Sunday, December 22, 2013

I'm Back!!!

Hello Mister Blog!!! It's so lovely to see you again! I've truly missed blogging and sharing my life's tales. I took a moment to think about why I haven't blogged in a few months. What comes to mind is just how busy I've been. But if I dig a little deeper, I think it may also have something to do with a growing level of maturity. Perhaps I don't feel the need to share every detail of my dating life anymore. (Or that every website now seems to be devoted to "twenty-something dating articles."). And who am I to be a cliche?

 It has been quite a year dating-wise. If you are my friend, then you know just what I mean. But for now, I will keep those memories to myself. It's funny, one night this summer I was at dinner with the man I was dating, Kyle. Over a bowl of baked ziti, I told him about the fifty-two journals that sit in a box under my bed in my parents house. I explained how I've been writing in a journal almost every day since I was twelve years old. He looked at me with a look of amazement and confusion I couldn't quite read. It was then that he said softly, "Don't you want to keep things private, just for yourself?" I replied, "Those journals are just for me, they are for myself." And then Kyle said, "I don't mean to be morbid, but one day when you're gone, those journals won't be for you--they will be for everyone. 

Well, he got me there. I surely had not thought of that. With that sentiment ingrained in my mind forever, I say this: To my future husband, children and grandchildren...I'm sorry  that you may one day have to read about your Grandma's naked adventures. At the very least, you'll know Grandma Lauren didn't miss out on her twenties.

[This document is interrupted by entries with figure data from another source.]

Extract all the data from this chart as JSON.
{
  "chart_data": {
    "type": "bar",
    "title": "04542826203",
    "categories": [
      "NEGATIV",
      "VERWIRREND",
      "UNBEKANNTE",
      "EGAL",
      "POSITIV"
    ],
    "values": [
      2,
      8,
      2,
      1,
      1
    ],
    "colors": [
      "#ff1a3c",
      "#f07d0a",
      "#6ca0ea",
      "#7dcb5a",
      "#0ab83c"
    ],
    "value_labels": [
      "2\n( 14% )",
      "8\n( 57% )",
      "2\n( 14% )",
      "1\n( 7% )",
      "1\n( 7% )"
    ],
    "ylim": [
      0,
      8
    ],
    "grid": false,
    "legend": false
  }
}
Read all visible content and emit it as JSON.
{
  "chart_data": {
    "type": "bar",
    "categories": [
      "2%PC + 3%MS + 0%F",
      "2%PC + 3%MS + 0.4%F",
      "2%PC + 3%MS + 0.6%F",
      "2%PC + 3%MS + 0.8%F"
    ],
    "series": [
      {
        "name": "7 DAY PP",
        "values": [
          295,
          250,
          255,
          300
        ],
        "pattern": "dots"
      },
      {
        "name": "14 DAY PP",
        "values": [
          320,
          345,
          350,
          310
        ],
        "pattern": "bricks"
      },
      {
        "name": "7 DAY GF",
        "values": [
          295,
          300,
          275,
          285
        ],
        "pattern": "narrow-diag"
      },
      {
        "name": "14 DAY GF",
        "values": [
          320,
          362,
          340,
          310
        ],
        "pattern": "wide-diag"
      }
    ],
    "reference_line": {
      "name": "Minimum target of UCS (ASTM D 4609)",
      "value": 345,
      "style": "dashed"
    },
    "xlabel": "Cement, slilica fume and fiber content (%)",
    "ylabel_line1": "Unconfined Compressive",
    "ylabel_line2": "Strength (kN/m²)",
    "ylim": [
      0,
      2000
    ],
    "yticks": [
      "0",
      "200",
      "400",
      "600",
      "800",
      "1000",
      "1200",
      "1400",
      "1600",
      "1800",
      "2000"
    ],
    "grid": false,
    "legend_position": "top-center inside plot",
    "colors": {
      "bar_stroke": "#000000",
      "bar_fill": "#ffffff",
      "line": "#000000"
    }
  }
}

This leads me to my next point. Tomorrow marks the last month of my twenties. In one month I will leave this crazy, confusing, life-altering, fun, surprising, life lessons learned decade behind. And I start a new chapter. It's a chapter I have many mixed feelings about. (Thank god for therapy). A good friend once said to me, "Fisher, I love you--but I don't want to be anywhere near you when you turn thirty. I have a feeling you won't go down easy."

He is probably right. But hopefully, (my fair blog readers), we will navigate through my thirties together. Until then.